The two physicians also called in Dr. Mary Eschete, an infectious disease specialist to assist them with Bebe’s treatment. As it turned out Dr. Eschete and Bebe had gone through grade school together and were friends knowing her by her maiden name Mahler.
It was Eschete who came to call on Bebe the night she was admitted and picked her brain trying to learn how she came down with Vibrio. That’s when it dawned on Bebe she had been scratching her knuckles and when she placed her had in the bait-bucket filled with bayou water much of the morning. The bacteria had its opening.
“She told me, ‘Bebe, that’s all it takes. You don’t have to have an open wound. When you scratched your hand, you gave it a place to enter’” Bebe said.

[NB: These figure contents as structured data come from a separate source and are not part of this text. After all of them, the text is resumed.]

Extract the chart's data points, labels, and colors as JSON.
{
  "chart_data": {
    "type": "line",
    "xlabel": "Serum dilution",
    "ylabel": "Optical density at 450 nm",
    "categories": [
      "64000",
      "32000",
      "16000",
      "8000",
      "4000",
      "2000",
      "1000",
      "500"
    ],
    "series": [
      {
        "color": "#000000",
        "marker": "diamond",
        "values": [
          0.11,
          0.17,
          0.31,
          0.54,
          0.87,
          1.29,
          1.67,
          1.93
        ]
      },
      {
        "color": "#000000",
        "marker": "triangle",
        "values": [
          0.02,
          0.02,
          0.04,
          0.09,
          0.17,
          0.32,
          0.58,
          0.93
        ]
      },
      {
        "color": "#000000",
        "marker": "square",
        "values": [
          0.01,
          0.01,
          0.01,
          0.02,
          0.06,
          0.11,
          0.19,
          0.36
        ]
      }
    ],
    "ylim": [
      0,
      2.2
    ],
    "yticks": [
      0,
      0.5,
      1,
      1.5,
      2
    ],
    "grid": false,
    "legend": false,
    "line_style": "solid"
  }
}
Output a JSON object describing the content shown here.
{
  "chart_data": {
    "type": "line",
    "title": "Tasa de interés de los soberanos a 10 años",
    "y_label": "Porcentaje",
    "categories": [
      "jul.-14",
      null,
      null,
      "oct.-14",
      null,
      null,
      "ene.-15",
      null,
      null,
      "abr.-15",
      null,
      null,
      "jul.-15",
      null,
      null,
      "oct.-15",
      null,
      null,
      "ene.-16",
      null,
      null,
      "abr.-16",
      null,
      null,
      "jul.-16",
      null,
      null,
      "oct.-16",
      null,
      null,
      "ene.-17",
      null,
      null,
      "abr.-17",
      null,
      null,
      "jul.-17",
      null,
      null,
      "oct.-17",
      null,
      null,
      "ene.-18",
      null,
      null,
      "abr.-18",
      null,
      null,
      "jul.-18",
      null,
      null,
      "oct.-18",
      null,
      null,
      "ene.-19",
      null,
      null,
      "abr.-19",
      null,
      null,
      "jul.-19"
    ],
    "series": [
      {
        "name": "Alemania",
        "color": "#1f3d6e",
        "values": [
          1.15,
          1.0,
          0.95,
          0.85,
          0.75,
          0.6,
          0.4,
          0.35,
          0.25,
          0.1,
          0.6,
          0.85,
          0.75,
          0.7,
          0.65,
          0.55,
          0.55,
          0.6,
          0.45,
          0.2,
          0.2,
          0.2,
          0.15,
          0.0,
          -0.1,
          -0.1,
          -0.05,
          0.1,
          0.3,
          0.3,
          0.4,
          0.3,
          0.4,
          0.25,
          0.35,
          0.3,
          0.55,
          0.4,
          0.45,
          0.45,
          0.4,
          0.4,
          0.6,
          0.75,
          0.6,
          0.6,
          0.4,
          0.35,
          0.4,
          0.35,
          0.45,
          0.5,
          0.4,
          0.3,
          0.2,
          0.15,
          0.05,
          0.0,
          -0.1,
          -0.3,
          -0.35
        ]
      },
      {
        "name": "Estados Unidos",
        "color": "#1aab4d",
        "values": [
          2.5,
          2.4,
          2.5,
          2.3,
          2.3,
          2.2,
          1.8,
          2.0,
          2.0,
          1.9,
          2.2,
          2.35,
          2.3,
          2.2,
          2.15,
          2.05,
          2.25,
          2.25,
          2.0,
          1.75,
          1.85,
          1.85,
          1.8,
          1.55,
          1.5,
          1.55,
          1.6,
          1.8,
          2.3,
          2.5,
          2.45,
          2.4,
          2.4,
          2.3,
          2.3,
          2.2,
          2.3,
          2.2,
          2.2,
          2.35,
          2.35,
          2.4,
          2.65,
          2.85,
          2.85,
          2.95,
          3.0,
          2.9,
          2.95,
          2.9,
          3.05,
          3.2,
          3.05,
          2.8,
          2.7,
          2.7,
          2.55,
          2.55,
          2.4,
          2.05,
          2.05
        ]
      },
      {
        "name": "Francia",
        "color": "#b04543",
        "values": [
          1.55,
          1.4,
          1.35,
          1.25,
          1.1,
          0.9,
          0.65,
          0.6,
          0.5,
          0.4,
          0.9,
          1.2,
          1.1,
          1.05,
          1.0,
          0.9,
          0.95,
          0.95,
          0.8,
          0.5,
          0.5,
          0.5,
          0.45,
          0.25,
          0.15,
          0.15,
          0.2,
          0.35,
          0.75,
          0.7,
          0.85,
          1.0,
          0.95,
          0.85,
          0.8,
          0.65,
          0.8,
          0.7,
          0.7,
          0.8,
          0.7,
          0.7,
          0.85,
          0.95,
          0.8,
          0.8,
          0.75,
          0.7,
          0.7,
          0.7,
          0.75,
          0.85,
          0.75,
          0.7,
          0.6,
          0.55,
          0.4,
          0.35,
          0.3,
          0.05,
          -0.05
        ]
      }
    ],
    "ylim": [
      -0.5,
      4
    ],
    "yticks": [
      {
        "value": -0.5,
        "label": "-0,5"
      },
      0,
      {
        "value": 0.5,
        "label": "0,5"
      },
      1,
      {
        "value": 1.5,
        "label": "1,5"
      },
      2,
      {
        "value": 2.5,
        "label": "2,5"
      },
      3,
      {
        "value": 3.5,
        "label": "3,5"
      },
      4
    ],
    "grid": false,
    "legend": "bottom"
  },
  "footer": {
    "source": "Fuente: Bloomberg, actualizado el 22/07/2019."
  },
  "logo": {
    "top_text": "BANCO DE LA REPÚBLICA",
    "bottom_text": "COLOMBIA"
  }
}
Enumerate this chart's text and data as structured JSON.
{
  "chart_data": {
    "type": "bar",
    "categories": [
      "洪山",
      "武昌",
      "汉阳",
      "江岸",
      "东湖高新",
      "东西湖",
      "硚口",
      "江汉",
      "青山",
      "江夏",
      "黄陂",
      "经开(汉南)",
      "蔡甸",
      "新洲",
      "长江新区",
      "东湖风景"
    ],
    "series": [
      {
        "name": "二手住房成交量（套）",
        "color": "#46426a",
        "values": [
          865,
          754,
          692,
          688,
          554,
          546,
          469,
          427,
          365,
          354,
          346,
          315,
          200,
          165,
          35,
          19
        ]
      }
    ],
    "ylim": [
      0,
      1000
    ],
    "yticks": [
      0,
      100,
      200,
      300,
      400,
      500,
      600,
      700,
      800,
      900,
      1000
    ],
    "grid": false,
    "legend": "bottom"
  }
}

Bebe McElroy spent seven days in the hospital being treated for Vibrio. It wasn’t until the swelling went down on her hand and arm and she was pain free, when she was finally released. What saved her was early diagnosis and early treatment.
Concerning our Louisiana coastal waters, Eschete says, “Vibrio is out there. It has been there. And it will always be out there.” As such, anglers should take precautions carrying a gallon or two of freshwater to wash their hands in, anti-microbial soap, and chlorine or anti-microbial towelettes in their boats. A gallon of 10 parts to 1 chlorine bleach and water is also a good agent to wash with after handling fish and crustaceans.